HAÏTI, DU CHOLERA POUR DRAME HISTORIQUE…
On n’a plus guère songé au drame haïtien qu’en ces termes monstrueux d’un pays ravagé par le choléra et des séismes à répétition. Une fatalité. Mais une fatalité d’un autre millénaire, le Moyen Âge s’invitant sur le sol de ce pays lointain, à peine une nation souveraine du reste, éternellement sujette aux crispations d’un univers toujours plongé dans le Chaos. Un monde à part, congédié dans la nuit sourde des friches civilisationnelles d’avant l’entrée dans le Temps de l’Histoire, oubliant pour le coup que le pays fut d’abord consciencieusement déstabilisé par les américains et les français pour servir leurs commerces inavouables : germanium, diamants de l’Afrique, drogues des cartels recyclées par la CIA pour financer ses sales besognes.
Je me rappelle une pièce de Dario Fo : Mistero Buffo Caraïbe, superbement donnée au Théâtre de la Tempête au tout début des années 2000.
Prix Nobel de Littérature en 1997, Dario Fo, tout au long des vingt-cinq années qui venaient de s’écouler, avait collecté les parleries des jongleurs du Moyen Âge. Dans la mise en scène de Dominique Lurcel, le jongleur était créole (Patrick Womba), et les dires qu’il distribuait constituaient des épisodes de la vie du Christ, savoureusement interprétés au pied de la lettre. Jésus s’affirmait alors comme la voix des miséreux, des pauvres bougres, des hommes simples, des exclus de toute sorte et dans une proximité impertinente avec les vilains qui l’entouraient. Et sous la truculence d’un jeu dépouillé, souvent direct, il se voyait placé au centre d’une agora bavarde, débordant des continuelles disputes de la vie domestique et des paroles amères des déshérités, des laissés pour compte d’une société indifférente. C’était à peine si, dans la confusion et le grouillement des voix affirmant avec force un dire que la société voulait absolument taire, on entendait encore les paroles fortes et grotesques du Christ, incompréhensibles parfois, lumineuses, transcendantes, recouvertes aussitôt par les commérages truculents de quelque matrone houspillant les siens.

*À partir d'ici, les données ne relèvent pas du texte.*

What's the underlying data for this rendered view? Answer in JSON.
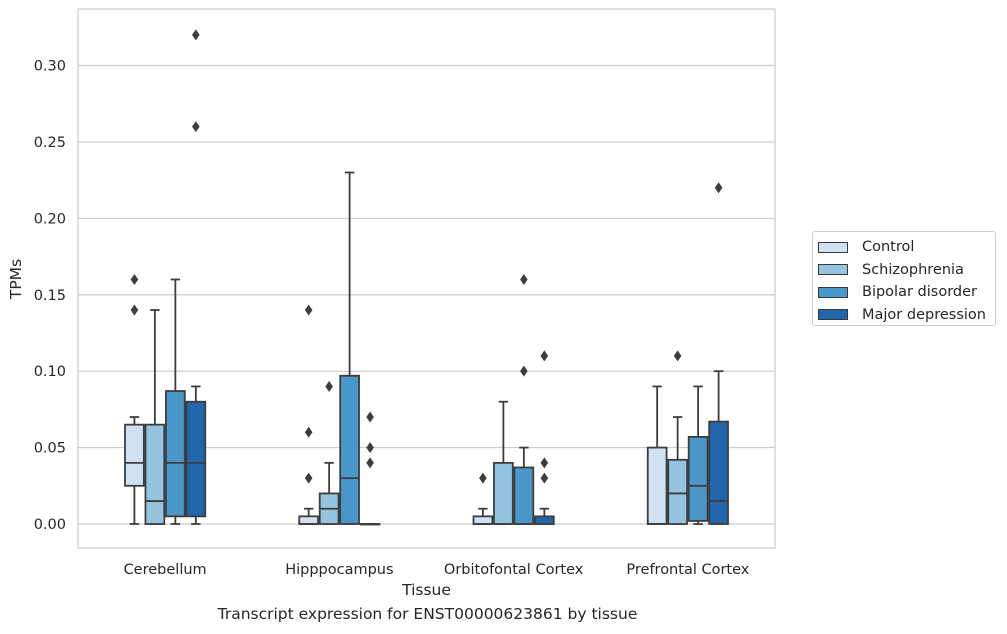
{
  "caption": "Transcript expression for ENST00000623861 by tissue",
  "chart_data": {
    "type": "box",
    "title": "",
    "xlabel": "Tissue",
    "ylabel": "TPMs",
    "ylim": [
      -0.015,
      0.335
    ],
    "yticks": [
      0.0,
      0.05,
      0.1,
      0.15,
      0.2,
      0.25,
      0.3
    ],
    "ytick_labels": [
      "0.00",
      "0.05",
      "0.10",
      "0.15",
      "0.20",
      "0.25",
      "0.30"
    ],
    "grid": "horizontal",
    "legend_position": "right",
    "categories": [
      "Cerebellum",
      "Hipppocampus",
      "Orbitofontal Cortex",
      "Prefrontal Cortex"
    ],
    "series": [
      {
        "name": "Control",
        "color": "#d0e1f2",
        "boxes": [
          {
            "whislo": 0.0,
            "q1": 0.025,
            "med": 0.04,
            "q3": 0.065,
            "whishi": 0.07,
            "fliers": [
              0.14,
              0.16
            ]
          },
          {
            "whislo": 0.0,
            "q1": 0.0,
            "med": 0.0,
            "q3": 0.005,
            "whishi": 0.01,
            "fliers": [
              0.03,
              0.06,
              0.14
            ]
          },
          {
            "whislo": 0.0,
            "q1": 0.0,
            "med": 0.0,
            "q3": 0.005,
            "whishi": 0.01,
            "fliers": [
              0.03
            ]
          },
          {
            "whislo": 0.0,
            "q1": 0.0,
            "med": 0.0,
            "q3": 0.05,
            "whishi": 0.09,
            "fliers": []
          }
        ]
      },
      {
        "name": "Schizophrenia",
        "color": "#94c4df",
        "boxes": [
          {
            "whislo": 0.0,
            "q1": 0.0,
            "med": 0.015,
            "q3": 0.065,
            "whishi": 0.14,
            "fliers": []
          },
          {
            "whislo": 0.0,
            "q1": 0.0,
            "med": 0.01,
            "q3": 0.02,
            "whishi": 0.04,
            "fliers": [
              0.09
            ]
          },
          {
            "whislo": 0.0,
            "q1": 0.0,
            "med": 0.0,
            "q3": 0.04,
            "whishi": 0.08,
            "fliers": []
          },
          {
            "whislo": 0.0,
            "q1": 0.0,
            "med": 0.02,
            "q3": 0.042,
            "whishi": 0.07,
            "fliers": [
              0.11
            ]
          }
        ]
      },
      {
        "name": "Bipolar disorder",
        "color": "#4a98c9",
        "boxes": [
          {
            "whislo": 0.0,
            "q1": 0.005,
            "med": 0.04,
            "q3": 0.087,
            "whishi": 0.16,
            "fliers": []
          },
          {
            "whislo": 0.0,
            "q1": 0.0,
            "med": 0.03,
            "q3": 0.097,
            "whishi": 0.23,
            "fliers": []
          },
          {
            "whislo": 0.0,
            "q1": 0.0,
            "med": 0.0,
            "q3": 0.037,
            "whishi": 0.05,
            "fliers": [
              0.1,
              0.16
            ]
          },
          {
            "whislo": 0.0,
            "q1": 0.002,
            "med": 0.025,
            "q3": 0.057,
            "whishi": 0.09,
            "fliers": []
          }
        ]
      },
      {
        "name": "Major depression",
        "color": "#2166ac",
        "boxes": [
          {
            "whislo": 0.0,
            "q1": 0.005,
            "med": 0.04,
            "q3": 0.08,
            "whishi": 0.09,
            "fliers": [
              0.26,
              0.32
            ]
          },
          {
            "whislo": 0.0,
            "q1": 0.0,
            "med": 0.0,
            "q3": 0.0,
            "whishi": 0.0,
            "fliers": [
              0.04,
              0.05,
              0.07
            ]
          },
          {
            "whislo": 0.0,
            "q1": 0.0,
            "med": 0.0,
            "q3": 0.005,
            "whishi": 0.01,
            "fliers": [
              0.03,
              0.04,
              0.11
            ]
          },
          {
            "whislo": 0.0,
            "q1": 0.0,
            "med": 0.015,
            "q3": 0.067,
            "whishi": 0.1,
            "fliers": [
              0.22
            ]
          }
        ]
      }
    ]
  }
}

En inscrivant ces parleries (européennes) dans les sonorités de la langue haïtienne (il y avait un immense écran LCD pour traduire tout cela en direct), Dominique Lurcel en révélait singulièrement l’ironie, le grotesque, ouvrant comme démesurément le genre du Mystère bouffe à ses résonances les plus intimes, sans céder à l’artifice de l’exotique. Il passait là une force d’interprétation surprenante. Peut-être aussi à cause de la rusticité scénographique : un dispositif scénique fait d‘un rien, obligeant la parole et le geste à endosser l’image plutôt que de la confier au décor. Un espace littéralement public s’ouvrait alors, à l’intérieur duquel les spectateurs et les comédiens se voyaient associés dans une même connivence, celle d’éprouver ensemble la drôlerie du texte et ses fulgurances existentielles. Un théâtre inhabituel certes, dont l’étrangeté était renforcée par ces fenêtres pratiquées par les danses et les chants ponctuant les séquences jouées. Une sorte de réel haïtien déchirant brusquement le spectacle, par où surgissait, si l’on y tient, la différence caraïbe, cette manière d’être ensemble que l’on a voulu taire et subsumer sous l’Annonce d’un Malheur presque ontologique, imputable à quelque défaut de la condition même d’être nègre, et conférant à cette appropriation d’un texte sous une autre réalité que la nôtre, une force d’énonciation peu commune, la langue soudain réellement subversive, poétique, de celles qui réinventent la vie dans ses sublimes possibles. – joël jégouzo--.